DESAPARECIDO EM COMBATE
Um conto de Natal de Luís Pessoa
Em dois passos decididos chegou-se à janela e deitou um olhar desatento
para o que dali se vislumbrava, centrando-se, depois, na rotunda bem tratada em
que sobressaía uma sugestiva decoração de Natal.
Dali mesmo, daquela janela centrada num pequeno coté que se elevava do
telhado principal da casa, a paisagem era aberta e a luminosidade diurna
fornecia pormenores que o agente policial não estava para notar, até porque
apenas cumpria mais um frete que os de Lisboa teimavam que fizesse,
provavelmente para arquivarem mais uns tantos processos.
Do seu relatório não se iria poder inferir, nem nas entrelinhas, a
beleza da paisagem, a largueza dos horizontes, à esquerda a povoação de Santiago,
à direita o casario envelhecido da cidade antiga, ao centro as avenidas largas,
entremeadas com rotundas, umas após outras, cuidadosamente ajardinadas por mãos
hábeis e agora mais atraentes com motivos natalícios, o rio a serpentear por
entre os terrenos da antiga Quinta Agrária.

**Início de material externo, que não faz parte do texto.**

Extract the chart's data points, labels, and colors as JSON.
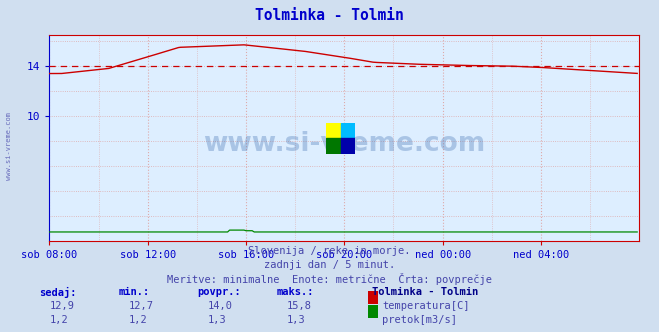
{
  "title": "Tolminka - Tolmin",
  "title_color": "#0000cc",
  "bg_color": "#d0dff0",
  "plot_bg_color": "#ddeeff",
  "grid_color_v": "#ddaaaa",
  "grid_color_h": "#ddaaaa",
  "x_labels": [
    "sob 08:00",
    "sob 12:00",
    "sob 16:00",
    "sob 20:00",
    "ned 00:00",
    "ned 04:00"
  ],
  "x_ticks_pos": [
    0,
    48,
    96,
    144,
    192,
    240
  ],
  "x_max": 288,
  "y_ticks_labeled": [
    10,
    14
  ],
  "y_ticks_all": [
    2,
    4,
    6,
    8,
    10,
    12,
    14,
    16
  ],
  "y_min": 0,
  "y_max": 16.5,
  "avg_line_y": 14.0,
  "avg_line_color": "#cc0000",
  "temp_color": "#cc0000",
  "flow_color": "#008800",
  "footer_line1": "Slovenija / reke in morje.",
  "footer_line2": "zadnji dan / 5 minut.",
  "footer_line3": "Meritve: minimalne  Enote: metrične  Črta: povprečje",
  "footer_color": "#4444aa",
  "table_headers": [
    "sedaj:",
    "min.:",
    "povpr.:",
    "maks.:"
  ],
  "table_header_color": "#0000cc",
  "table_values_color": "#4444aa",
  "table_temp_row": [
    "12,9",
    "12,7",
    "14,0",
    "15,8"
  ],
  "table_flow_row": [
    "1,2",
    "1,2",
    "1,3",
    "1,3"
  ],
  "legend_title": "Tolminka - Tolmin",
  "legend_color": "#000088",
  "watermark_text": "www.si-vreme.com",
  "watermark_color": "#3366aa",
  "watermark_alpha": 0.3,
  "axis_color": "#0000cc",
  "tick_label_color": "#0000cc",
  "spine_color": "#cc0000",
  "logo_colors": [
    "#ffff00",
    "#00bbff",
    "#007700",
    "#0000aa"
  ]
}
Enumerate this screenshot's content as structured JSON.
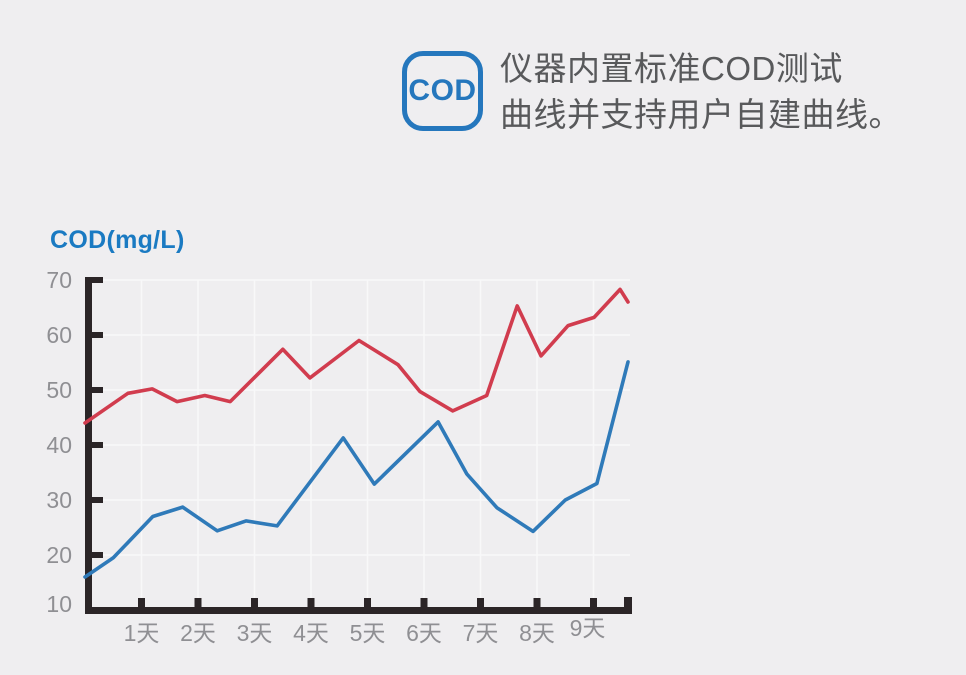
{
  "page": {
    "background": "#efeef0"
  },
  "header": {
    "badge_label": "COD",
    "badge_color": "#2577bd",
    "headline_line1": "仪器内置标准COD测试",
    "headline_line2": "曲线并支持用户自建曲线。",
    "headline_color": "#58595b"
  },
  "chart": {
    "title": "COD(mg/L)",
    "title_color": "#1a7ac2",
    "axis_color": "#2b2527",
    "grid_color": "#f8f8f9",
    "tick_label_color": "#8f8f93",
    "y_ticks": [
      70,
      60,
      50,
      40,
      30,
      20,
      10
    ],
    "x_ticks": [
      "1天",
      "2天",
      "3天",
      "4天",
      "5天",
      "6天",
      "7天",
      "8天",
      "9天"
    ]
  },
  "chart_data": {
    "type": "line",
    "title": "COD(mg/L)",
    "xlabel": "天",
    "ylabel": "COD(mg/L)",
    "xlim_days": [
      0,
      9.65
    ],
    "ylim": [
      10,
      70
    ],
    "grid": true,
    "legend": "none",
    "series": [
      {
        "name": "red-curve",
        "color": "#d13c4e",
        "points": [
          [
            0,
            44
          ],
          [
            0.76,
            49.4
          ],
          [
            1.19,
            50.2
          ],
          [
            1.63,
            47.9
          ],
          [
            2.12,
            49.0
          ],
          [
            2.57,
            47.9
          ],
          [
            3.5,
            57.4
          ],
          [
            3.98,
            52.2
          ],
          [
            4.85,
            59.0
          ],
          [
            5.54,
            54.6
          ],
          [
            5.93,
            49.7
          ],
          [
            6.51,
            46.2
          ],
          [
            7.11,
            49.0
          ],
          [
            7.65,
            65.3
          ],
          [
            8.07,
            56.2
          ],
          [
            8.55,
            61.7
          ],
          [
            9.01,
            63.2
          ],
          [
            9.47,
            68.3
          ],
          [
            9.61,
            66.0
          ]
        ]
      },
      {
        "name": "blue-curve",
        "color": "#2f7ab9",
        "points": [
          [
            0,
            16
          ],
          [
            0.5,
            19.5
          ],
          [
            1.2,
            27.0
          ],
          [
            1.73,
            28.7
          ],
          [
            2.34,
            24.4
          ],
          [
            2.85,
            26.2
          ],
          [
            3.4,
            25.3
          ],
          [
            4.57,
            41.3
          ],
          [
            5.12,
            32.9
          ],
          [
            6.25,
            44.2
          ],
          [
            6.76,
            34.7
          ],
          [
            7.29,
            28.6
          ],
          [
            7.93,
            24.3
          ],
          [
            8.5,
            30.0
          ],
          [
            9.06,
            33.0
          ],
          [
            9.61,
            55.1
          ]
        ]
      }
    ]
  }
}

Desse relatório apenas resultaria o formulário monocórdico e já
memorizado de nada significativo haver a assinalar, de tudo ser, em suma,
normal.
Lá longe, onde alguém estaria à espera de mais dados para o preenchimento
de lacunas, viria apenas um encolher de ombros e um passar adiante, resignado,
como que a dizer que já estava à espera desse desfecho.
Em cima da mesa, o Inspector Fidalgo mantinha o dossier aberto numa
fotografia de um tipo magro e ar calmo, discreto, incapaz de chamar a atenção.

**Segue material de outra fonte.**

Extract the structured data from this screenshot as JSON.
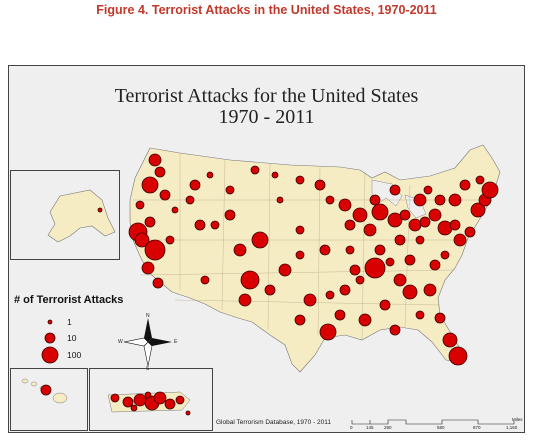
{
  "figure_caption": "Figure 4.  Terrorist Attacks in the United States, 1970-2011",
  "map_title_line1": "Terrorist Attacks for the United States",
  "map_title_line2": "1970 - 2011",
  "legend": {
    "title": "# of Terrorist Attacks",
    "items": [
      {
        "label": "1",
        "value": 1
      },
      {
        "label": "10",
        "value": 10
      },
      {
        "label": "100",
        "value": 100
      }
    ]
  },
  "compass": {
    "n": "N",
    "s": "S",
    "e": "E",
    "w": "W"
  },
  "source": "Global Terrorism Database, 1970 - 2011",
  "scale": {
    "labels": [
      "0",
      "145",
      "290",
      "580",
      "870",
      "1,160"
    ],
    "unit": "Miles"
  },
  "colors": {
    "land": "#f5ecc4",
    "water": "#efefef",
    "marker_fill": "#d80000",
    "marker_stroke": "#3a0000",
    "caption": "#c0392b"
  }
}
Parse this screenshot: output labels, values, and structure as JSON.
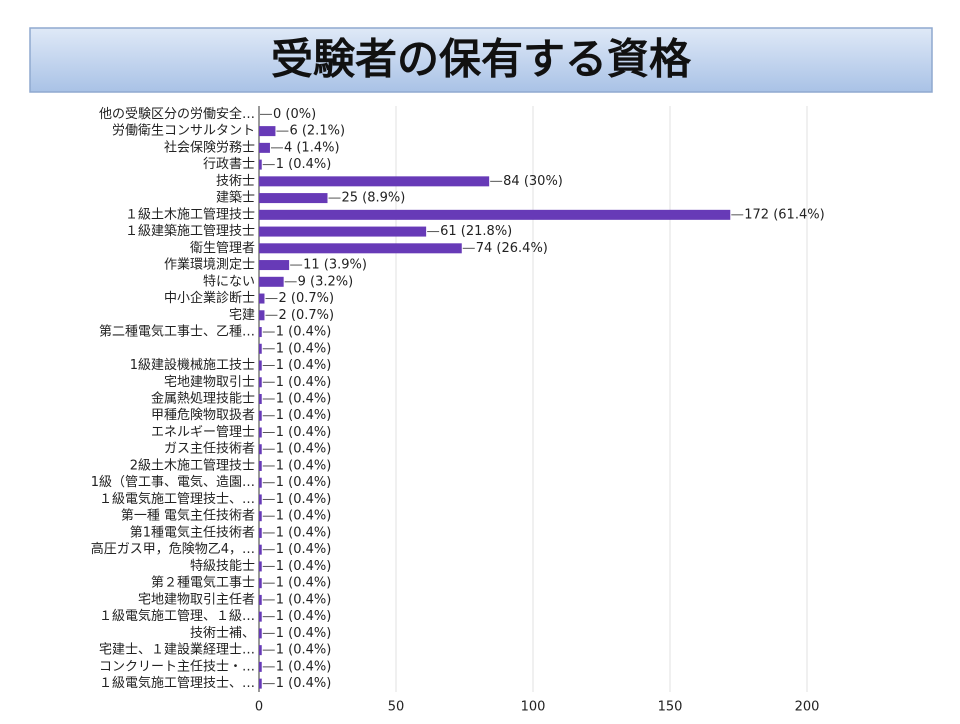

Os papéis não deixavam de referir que se tratava de um indivíduo complicado,
estranho, que estava debaixo de olho, mas não referia a razão. Suspeita de
alguém, se calhar infundada.
Apetecia-lhe escrever na capa do processo “Desaparecido em Combate”,
mas a ideia ficava por aí. Desaparecido, não se sabia se estava e haveria algum
combate em que estivesse envolvido?
Voltou a pegar no processo e releu alguns documentos, certamente à
procura de alguma coisa que lhe tivesse escapado…

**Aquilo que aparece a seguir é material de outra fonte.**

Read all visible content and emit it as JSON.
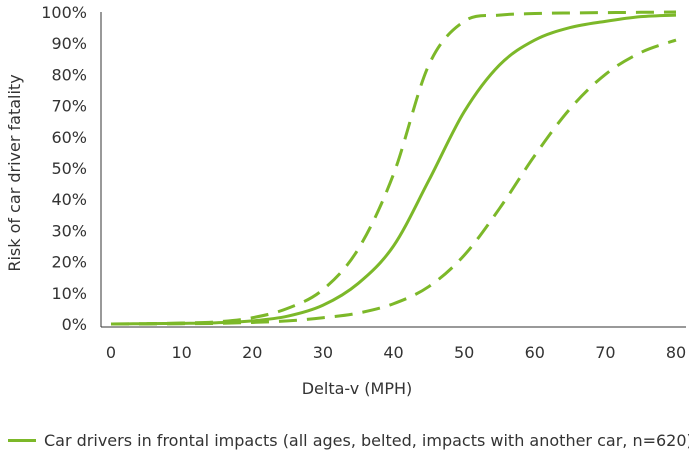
{
  "chart_data": {
    "type": "line",
    "title": "",
    "xlabel": "Delta-v (MPH)",
    "ylabel": "Risk of car driver fatality",
    "xlim": [
      0,
      80
    ],
    "ylim": [
      0,
      100
    ],
    "x_ticks": [
      "0",
      "10",
      "20",
      "30",
      "40",
      "50",
      "60",
      "70",
      "80"
    ],
    "y_ticks": [
      "0%",
      "10%",
      "20%",
      "30%",
      "40%",
      "50%",
      "60%",
      "70%",
      "80%",
      "90%",
      "100%"
    ],
    "grid": false,
    "legend_position": "bottom-left",
    "color": "#7cb829",
    "series": [
      {
        "name": "Car drivers in frontal impacts (all ages, belted, impacts with another car, n=620)",
        "style": "solid",
        "x": [
          0,
          5,
          10,
          15,
          20,
          25,
          30,
          35,
          40,
          45,
          50,
          55,
          60,
          65,
          70,
          75,
          80
        ],
        "y": [
          0,
          0.1,
          0.2,
          0.4,
          1,
          2.5,
          6,
          13,
          25,
          46,
          68,
          83,
          91,
          95,
          97,
          98.5,
          99
        ]
      },
      {
        "style": "dashed",
        "x": [
          0,
          5,
          10,
          15,
          20,
          25,
          30,
          35,
          40,
          45,
          50,
          55,
          60,
          65,
          70,
          75,
          80
        ],
        "y": [
          0,
          0.1,
          0.3,
          0.7,
          2,
          5,
          11,
          24,
          48,
          83,
          97,
          99,
          99.5,
          99.7,
          99.8,
          99.9,
          100
        ]
      },
      {
        "style": "dashed",
        "x": [
          0,
          5,
          10,
          15,
          20,
          25,
          30,
          35,
          40,
          45,
          50,
          55,
          60,
          65,
          70,
          75,
          80
        ],
        "y": [
          0,
          0,
          0.1,
          0.2,
          0.5,
          1,
          2,
          3.5,
          6.5,
          12,
          22,
          37,
          54,
          69,
          80,
          87,
          91
        ]
      }
    ]
  }
}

Alberto Vasconcelos, 64 anos, engenheiro agrícola, natural de Viseu,
filho de um funcionário do fisco e de uma professora primária, repartindo o seu
tempo entre casa e trabalho, visitando a sua terra natal com alguma frequência,
ficando na casa que pertencera aos pais, precisamente aquela de onde o agente
espreitou descuidadamente da janela.
Há cerca de um mês, desapareceu. Ele que era o ser mais previsível à
face da terra, no dizer de todos os que o conheciam, desde vizinhos a colegas,
que amigos era coisa que ninguém lhe vira, de um momento para o outro mudou
rotinas, deixou de aparecer nos locais às horas costumeiras, enfim, desapareceu
literalmente.
Aquilo que seria apenas mais um caso de polícia, acabou por interessar
o Inspector Fidalgo, por uma razão especial, por ele mesmo ser natural de
Viseu, ter a mesma idade e não fazer a mínima ideia de quem era o Alberto
Vasconcelos, para mais sendo filho de um funcionário do fisco e de uma
professora primária, tal como ele e residir na mesma rua da cidade onde os pais
do Inspector Fidalgo ainda tinham uma casa. Mais ainda, pela descrição, as
casas seriam praticamente gémeas…
O Alberto deixou, pois, de aparecer. Não houve pedidos de resgate,
cartas de despedida, nada que pudesse indiciar que estivesse em dificuldades ou
que não tivesse ido apenas ali ao lado, tratar de algum assunto; ou que tivesse
decidido, muito simplesmente, desaparecer por conta própria. Não havia qualquer
sinal de ter cometido algum crime ou que algum crime tivesse sido cometido
sobre ele.
A sua vontade tinha sido a de se meter no automóvel e ir lá espreitar,
à sua maneira, falar com as poucas pessoas que ainda viviam naquela zona,
ameaçada de demolição em nome de um progresso cada vez mais incerto, tentar
saber coisas para alimentar a sua curiosidade, mais que para adiantar o suposto
caso que tinha entre mãos. E foi o que fez!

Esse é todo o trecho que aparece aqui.